Son of a Witch was published by ReganBooks/HarperCollins in 2005, a decade after Wicked and two years after the musical’s premiere made Maguire’s reimagined Oz a global phenomenon. The novel picks up after Elphaba’s death (melted by Dorothy’s water) and follows Liir — a young man who lived in Elphaba’s household but whose parentage is uncertain — as he tries to make sense of who he is and what he owes to Elphaba’s legacy.

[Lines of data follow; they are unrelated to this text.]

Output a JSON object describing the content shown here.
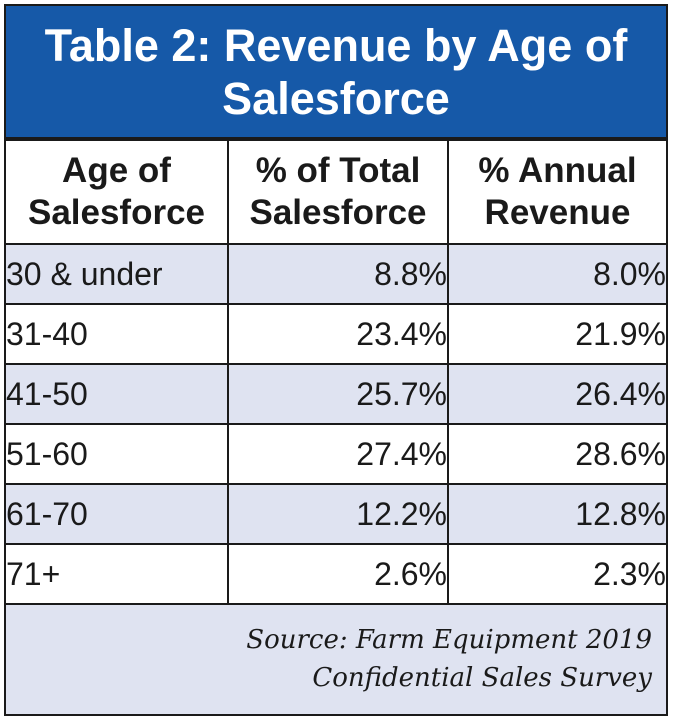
{
  "title": "Table 2: Revenue by Age of\nSalesforce",
  "colors": {
    "title_background": "#1659a8",
    "title_text": "#ffffff",
    "shaded_row": "#dfe3f1",
    "border": "#1a1a1a"
  },
  "table": {
    "headers": [
      "Age of\nSalesforce",
      "% of Total\nSalesforce",
      "% Annual\nRevenue"
    ],
    "rows": [
      [
        "30 & under",
        "8.8%",
        "8.0%"
      ],
      [
        "31-40",
        "23.4%",
        "21.9%"
      ],
      [
        "41-50",
        "25.7%",
        "26.4%"
      ],
      [
        "51-60",
        "27.4%",
        "28.6%"
      ],
      [
        "61-70",
        "12.2%",
        "12.8%"
      ],
      [
        "71+",
        "2.6%",
        "2.3%"
      ]
    ]
  },
  "source": "Source: Farm Equipment 2019\nConfidential Sales Survey"
}
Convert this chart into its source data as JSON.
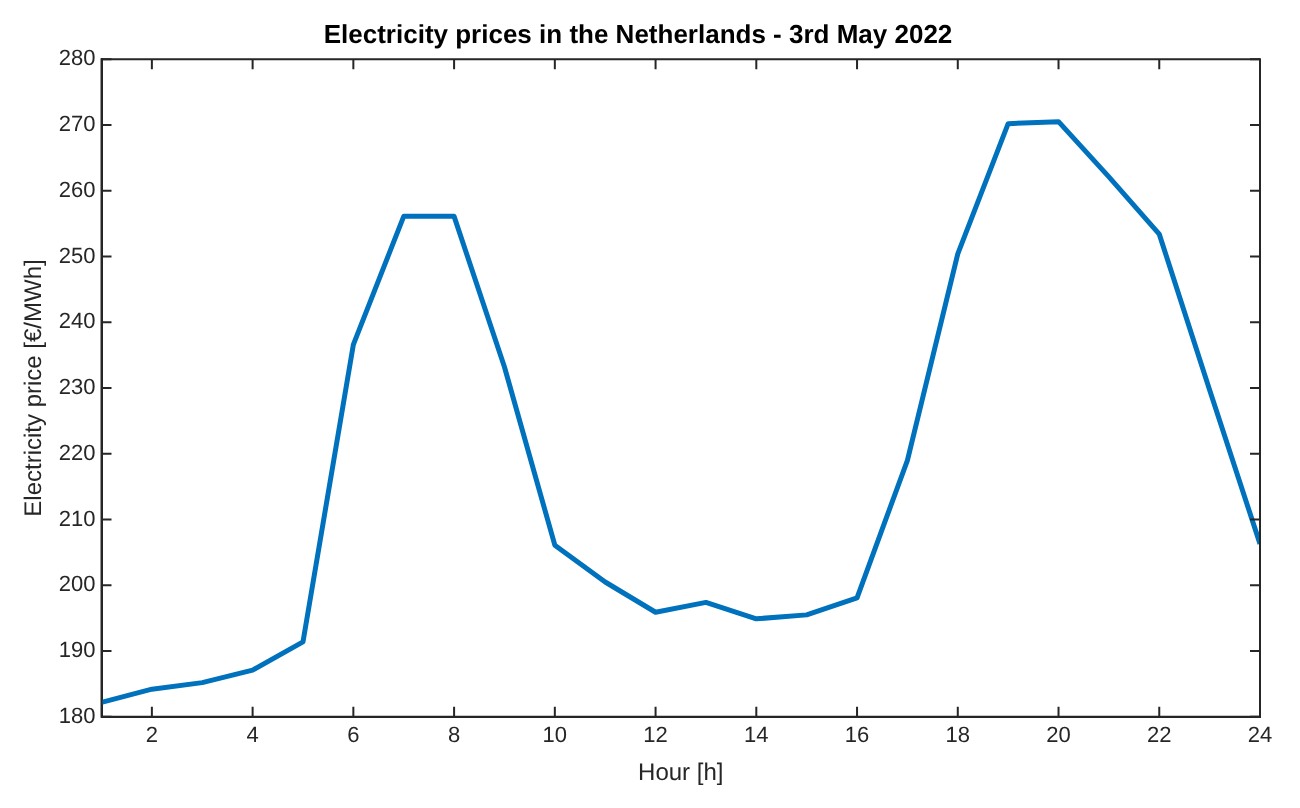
{
  "chart_data": {
    "type": "line",
    "title": "Electricity prices in the Netherlands - 3rd May 2022",
    "xlabel": "Hour [h]",
    "ylabel": "Electricity price [€/MWh]",
    "x": [
      1,
      2,
      3,
      4,
      5,
      6,
      7,
      8,
      9,
      10,
      11,
      12,
      13,
      14,
      15,
      16,
      17,
      18,
      19,
      20,
      21,
      22,
      23,
      24
    ],
    "series": [
      {
        "color": "#0072bd",
        "values": [
          182.2,
          184.2,
          185.2,
          187.1,
          191.4,
          236.6,
          256.1,
          256.1,
          233.2,
          206.1,
          200.5,
          195.9,
          197.4,
          194.9,
          195.5,
          198.1,
          219,
          250.4,
          270.2,
          270.5,
          262.1,
          253.4,
          229.7,
          206.3
        ]
      }
    ],
    "xlim": [
      1,
      24
    ],
    "xticks": [
      2,
      4,
      6,
      8,
      10,
      12,
      14,
      16,
      18,
      20,
      22,
      24
    ],
    "ylim": [
      180,
      280
    ],
    "yticks": [
      180,
      190,
      200,
      210,
      220,
      230,
      240,
      250,
      260,
      270,
      280
    ],
    "grid": false,
    "legend": false,
    "marker": "none",
    "line_style": "solid"
  }
}
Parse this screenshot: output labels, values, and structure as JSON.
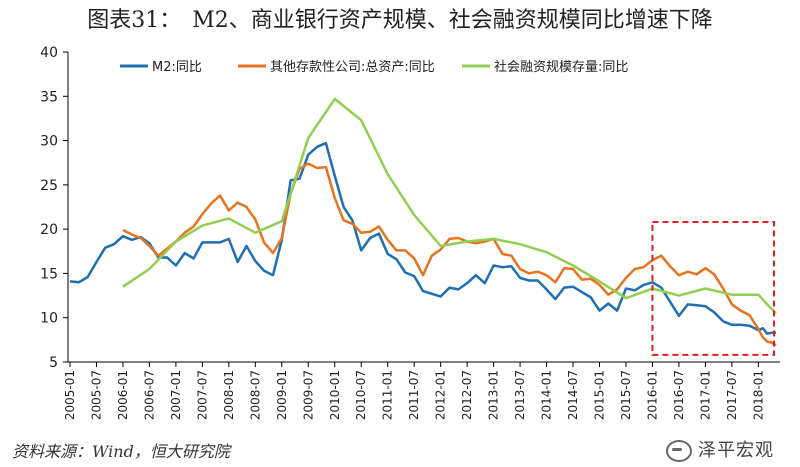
{
  "title": "图表31：　M2、商业银行资产规模、社会融资规模同比增速下降",
  "source": "资料来源：Wind，恒大研究院",
  "watermark": "泽平宏观",
  "colors": {
    "m2": "#1f6fb5",
    "other_deposit": "#e8731f",
    "tsf": "#92cf50",
    "highlight_box": "#e02020",
    "axis": "#000000"
  },
  "chart_data": {
    "type": "line",
    "title": "图表31：　M2、商业银行资产规模、社会融资规模同比增速下降",
    "xlabel": "",
    "ylabel": "",
    "ylim": [
      5,
      40
    ],
    "yticks": [
      5,
      10,
      15,
      20,
      25,
      30,
      35,
      40
    ],
    "xticks": [
      "2005-01",
      "2005-07",
      "2006-01",
      "2006-07",
      "2007-01",
      "2007-07",
      "2008-01",
      "2008-07",
      "2009-01",
      "2009-07",
      "2010-01",
      "2010-07",
      "2011-01",
      "2011-07",
      "2012-01",
      "2012-07",
      "2013-01",
      "2013-07",
      "2014-01",
      "2014-07",
      "2015-01",
      "2015-07",
      "2016-01",
      "2016-07",
      "2017-01",
      "2017-07",
      "2018-01"
    ],
    "xlim": [
      "2005-01",
      "2018-05"
    ],
    "legend_position": "top",
    "grid": false,
    "highlight_region": {
      "x": [
        "2016-01",
        "2018-05"
      ],
      "y": [
        5.8,
        20.8
      ],
      "style": "dashed"
    },
    "series": [
      {
        "name": "M2:同比",
        "color_key": "m2",
        "points": [
          [
            "2005-01",
            14.1
          ],
          [
            "2005-03",
            14.0
          ],
          [
            "2005-05",
            14.6
          ],
          [
            "2005-07",
            16.3
          ],
          [
            "2005-09",
            17.9
          ],
          [
            "2005-11",
            18.3
          ],
          [
            "2006-01",
            19.2
          ],
          [
            "2006-03",
            18.8
          ],
          [
            "2006-05",
            19.1
          ],
          [
            "2006-07",
            18.4
          ],
          [
            "2006-09",
            16.8
          ],
          [
            "2006-11",
            16.8
          ],
          [
            "2007-01",
            15.9
          ],
          [
            "2007-03",
            17.3
          ],
          [
            "2007-05",
            16.7
          ],
          [
            "2007-07",
            18.5
          ],
          [
            "2007-09",
            18.5
          ],
          [
            "2007-11",
            18.5
          ],
          [
            "2008-01",
            18.9
          ],
          [
            "2008-03",
            16.3
          ],
          [
            "2008-05",
            18.1
          ],
          [
            "2008-07",
            16.4
          ],
          [
            "2008-09",
            15.3
          ],
          [
            "2008-11",
            14.8
          ],
          [
            "2009-01",
            18.8
          ],
          [
            "2009-03",
            25.5
          ],
          [
            "2009-05",
            25.7
          ],
          [
            "2009-07",
            28.4
          ],
          [
            "2009-09",
            29.3
          ],
          [
            "2009-11",
            29.7
          ],
          [
            "2010-01",
            26.0
          ],
          [
            "2010-03",
            22.5
          ],
          [
            "2010-05",
            21.0
          ],
          [
            "2010-07",
            17.6
          ],
          [
            "2010-09",
            19.0
          ],
          [
            "2010-11",
            19.5
          ],
          [
            "2011-01",
            17.2
          ],
          [
            "2011-03",
            16.6
          ],
          [
            "2011-05",
            15.1
          ],
          [
            "2011-07",
            14.7
          ],
          [
            "2011-09",
            13.0
          ],
          [
            "2011-11",
            12.7
          ],
          [
            "2012-01",
            12.4
          ],
          [
            "2012-03",
            13.4
          ],
          [
            "2012-05",
            13.2
          ],
          [
            "2012-07",
            13.9
          ],
          [
            "2012-09",
            14.8
          ],
          [
            "2012-11",
            13.9
          ],
          [
            "2013-01",
            15.9
          ],
          [
            "2013-03",
            15.7
          ],
          [
            "2013-05",
            15.8
          ],
          [
            "2013-07",
            14.5
          ],
          [
            "2013-09",
            14.2
          ],
          [
            "2013-11",
            14.2
          ],
          [
            "2014-01",
            13.2
          ],
          [
            "2014-03",
            12.1
          ],
          [
            "2014-05",
            13.4
          ],
          [
            "2014-07",
            13.5
          ],
          [
            "2014-09",
            12.9
          ],
          [
            "2014-11",
            12.3
          ],
          [
            "2015-01",
            10.8
          ],
          [
            "2015-03",
            11.6
          ],
          [
            "2015-05",
            10.8
          ],
          [
            "2015-07",
            13.3
          ],
          [
            "2015-09",
            13.1
          ],
          [
            "2015-11",
            13.7
          ],
          [
            "2016-01",
            14.0
          ],
          [
            "2016-03",
            13.4
          ],
          [
            "2016-05",
            11.8
          ],
          [
            "2016-07",
            10.2
          ],
          [
            "2016-09",
            11.5
          ],
          [
            "2016-11",
            11.4
          ],
          [
            "2017-01",
            11.3
          ],
          [
            "2017-03",
            10.6
          ],
          [
            "2017-05",
            9.6
          ],
          [
            "2017-07",
            9.2
          ],
          [
            "2017-09",
            9.2
          ],
          [
            "2017-11",
            9.1
          ],
          [
            "2018-01",
            8.6
          ],
          [
            "2018-02",
            8.8
          ],
          [
            "2018-03",
            8.2
          ],
          [
            "2018-04",
            8.3
          ],
          [
            "2018-05",
            8.3
          ]
        ]
      },
      {
        "name": "其他存款性公司:总资产:同比",
        "color_key": "other_deposit",
        "points": [
          [
            "2006-01",
            19.9
          ],
          [
            "2006-03",
            19.4
          ],
          [
            "2006-05",
            19.0
          ],
          [
            "2006-07",
            18.1
          ],
          [
            "2006-09",
            17.0
          ],
          [
            "2006-11",
            17.8
          ],
          [
            "2007-01",
            18.6
          ],
          [
            "2007-03",
            19.6
          ],
          [
            "2007-05",
            20.3
          ],
          [
            "2007-07",
            21.7
          ],
          [
            "2007-09",
            22.9
          ],
          [
            "2007-11",
            23.8
          ],
          [
            "2008-01",
            22.1
          ],
          [
            "2008-03",
            23.0
          ],
          [
            "2008-05",
            22.5
          ],
          [
            "2008-07",
            21.1
          ],
          [
            "2008-09",
            18.5
          ],
          [
            "2008-11",
            17.3
          ],
          [
            "2009-01",
            19.0
          ],
          [
            "2009-03",
            24.0
          ],
          [
            "2009-05",
            26.8
          ],
          [
            "2009-07",
            27.4
          ],
          [
            "2009-09",
            26.9
          ],
          [
            "2009-11",
            27.0
          ],
          [
            "2010-01",
            23.5
          ],
          [
            "2010-03",
            21.0
          ],
          [
            "2010-05",
            20.6
          ],
          [
            "2010-07",
            19.6
          ],
          [
            "2010-09",
            19.7
          ],
          [
            "2010-11",
            20.3
          ],
          [
            "2011-01",
            18.8
          ],
          [
            "2011-03",
            17.6
          ],
          [
            "2011-05",
            17.6
          ],
          [
            "2011-07",
            16.7
          ],
          [
            "2011-09",
            14.8
          ],
          [
            "2011-11",
            17.0
          ],
          [
            "2012-01",
            17.7
          ],
          [
            "2012-03",
            18.9
          ],
          [
            "2012-05",
            19.0
          ],
          [
            "2012-07",
            18.6
          ],
          [
            "2012-09",
            18.4
          ],
          [
            "2012-11",
            18.6
          ],
          [
            "2013-01",
            18.9
          ],
          [
            "2013-03",
            17.2
          ],
          [
            "2013-05",
            17.0
          ],
          [
            "2013-07",
            15.5
          ],
          [
            "2013-09",
            15.0
          ],
          [
            "2013-11",
            15.2
          ],
          [
            "2014-01",
            14.8
          ],
          [
            "2014-03",
            14.0
          ],
          [
            "2014-05",
            15.6
          ],
          [
            "2014-07",
            15.5
          ],
          [
            "2014-09",
            14.3
          ],
          [
            "2014-11",
            14.4
          ],
          [
            "2015-01",
            13.7
          ],
          [
            "2015-03",
            12.6
          ],
          [
            "2015-05",
            13.2
          ],
          [
            "2015-07",
            14.5
          ],
          [
            "2015-09",
            15.5
          ],
          [
            "2015-11",
            15.7
          ],
          [
            "2016-01",
            16.5
          ],
          [
            "2016-03",
            17.0
          ],
          [
            "2016-05",
            15.8
          ],
          [
            "2016-07",
            14.8
          ],
          [
            "2016-09",
            15.2
          ],
          [
            "2016-11",
            14.9
          ],
          [
            "2017-01",
            15.6
          ],
          [
            "2017-03",
            14.9
          ],
          [
            "2017-05",
            13.3
          ],
          [
            "2017-07",
            11.5
          ],
          [
            "2017-09",
            10.8
          ],
          [
            "2017-11",
            10.3
          ],
          [
            "2018-01",
            8.7
          ],
          [
            "2018-02",
            7.8
          ],
          [
            "2018-03",
            7.3
          ],
          [
            "2018-04",
            7.2
          ],
          [
            "2018-05",
            6.9
          ]
        ]
      },
      {
        "name": "社会融资规模存量:同比",
        "color_key": "tsf",
        "points": [
          [
            "2006-01",
            13.5
          ],
          [
            "2006-07",
            15.5
          ],
          [
            "2007-01",
            18.6
          ],
          [
            "2007-07",
            20.4
          ],
          [
            "2008-01",
            21.2
          ],
          [
            "2008-07",
            19.6
          ],
          [
            "2009-01",
            20.9
          ],
          [
            "2009-07",
            30.3
          ],
          [
            "2010-01",
            34.7
          ],
          [
            "2010-07",
            32.3
          ],
          [
            "2011-01",
            26.2
          ],
          [
            "2011-07",
            21.6
          ],
          [
            "2012-01",
            18.1
          ],
          [
            "2012-07",
            18.6
          ],
          [
            "2013-01",
            18.9
          ],
          [
            "2013-07",
            18.3
          ],
          [
            "2014-01",
            17.4
          ],
          [
            "2014-07",
            15.9
          ],
          [
            "2015-01",
            14.1
          ],
          [
            "2015-07",
            12.2
          ],
          [
            "2016-01",
            13.3
          ],
          [
            "2016-07",
            12.5
          ],
          [
            "2017-01",
            13.3
          ],
          [
            "2017-07",
            12.6
          ],
          [
            "2018-01",
            12.6
          ],
          [
            "2018-03",
            11.5
          ],
          [
            "2018-05",
            10.5
          ]
        ]
      }
    ]
  }
}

Liir is a less compelling protagonist than Elphaba — he is passive where she was fierce, uncertain where she was committed — but this is deliberate. Maguire is interested in what happens after the revolutionary dies: how do the survivors carry on the work? How does the next generation inherit a political struggle it did not choose? Liir’s uncertainty about his own identity (is he really Elphaba’s son? does it matter?) mirrors his uncertainty about his political role.
The Oz of this novel is in transition: the Wizard has fled, but the power structures he created remain intact. The Animals are still oppressed; the bureaucracy still functions; new tyrants are emerging. Maguire’s political vision is bleaker than in Wicked: overthrowing a dictator does not automatically produce justice; systems of oppression survive the individuals who create them.
Collecting Son of a Witch
First edition (ReganBooks/HarperCollins, New York, 2005): Cloth binding, dust jacket.